Warwickshire Fire and Rescue Service has joined a call by UK fire chiefs to raise awareness of the dangers of everyday activities near water after statistics show that nearly 50% of people who accidently drowned in the UK never intended to enter the water.
The National Fire Chiefs Council (NFCC) Water Safety and Drowning Prevention campaign – Be Water Aware, is running from 24 – 30 April 2017 and is being supported by fire and rescue services throughout the UK.
Latest statistics show that in 2015, 321 people died after tripping, falling or simply underestimating the risks associated with being near water.

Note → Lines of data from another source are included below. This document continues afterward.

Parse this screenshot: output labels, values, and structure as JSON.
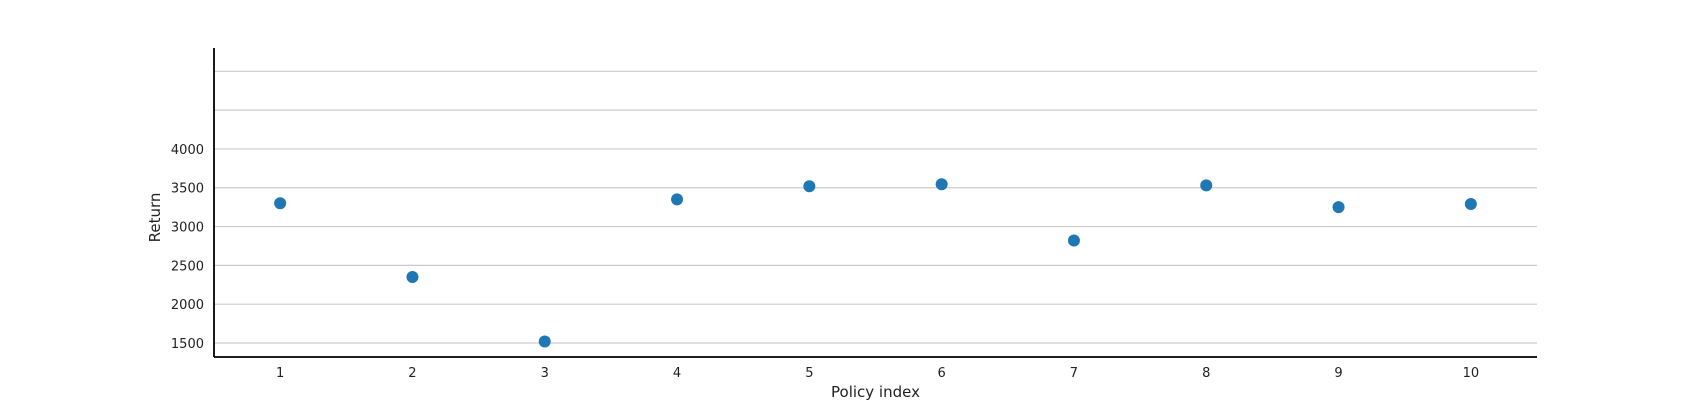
{
  "chart_data": {
    "type": "scatter",
    "title": "",
    "xlabel": "Policy index",
    "ylabel": "Return",
    "x": [
      1,
      2,
      3,
      4,
      5,
      6,
      7,
      8,
      9,
      10
    ],
    "series": [
      {
        "values": [
          3300,
          2350,
          1520,
          3350,
          3520,
          3545,
          2820,
          3530,
          3250,
          3290
        ]
      }
    ],
    "x_ticks": [
      "1",
      "2",
      "3",
      "4",
      "5",
      "6",
      "7",
      "8",
      "9",
      "10"
    ],
    "y_ticks": [
      "1500",
      "2000",
      "2500",
      "3000",
      "3500",
      "4000"
    ],
    "y_gridlines": [
      1500,
      2000,
      2500,
      3000,
      3500,
      4000,
      4500,
      5000
    ],
    "xlim": [
      0.5,
      10.5
    ],
    "ylim": [
      1320,
      5300
    ],
    "grid": true,
    "legend": "none",
    "marker_color": "#1f77b4"
  }
}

CFOA’s Water safety Lead, Dawn Whittaker, said “Most people would be shocked to hear that those people drowning just happen to be near water such as runners, walkers and fisherman. They are unaware of the risks and are totally unprepared for the scenario of ending up in the water. By highlighting this issue and making sure simple safety messages reach them we hope to reduce the number of these needless deaths.”
From April 2014 to March 2017, Warwickshire Fire and Rescue Service were called to 111 water related incidents. 39 of those involved rescuing a total of 59 people and 32 involved animal rescues. Our crews train rigorously for these types of incidents and all crews are now trained to a minimum competency of Swiftwater and Flood First Responder, with our boat team at Rugby being trained to a higher level.
Talking about water safety, Moreno Francioso, Community Fire Prevention and Arson Manager for Warwickshire Fire and Rescue Service said: “Although incidents involving open water are relatively low in Warwickshire, there are still occasions where people have got into trouble unintentionally when out walking their dog, driving through flood water or just simply messing around.
“Sadly over the years this has resulted in lives being lost and this is something we need to ensure is not repeated.
“As part of Drowning Prevention and Water Safety Week 2017, we are asking people to think twice before they get into deep water and not only put their lives at risk, but also the lives of the firefighters or passers-by, who go in to try and rescue them.”
During the week our crews will be out and about giving advice to people on what they should look out for and how to change their behaviour to minimise the risk of them getting trapped in flood water or getting into trouble in the water.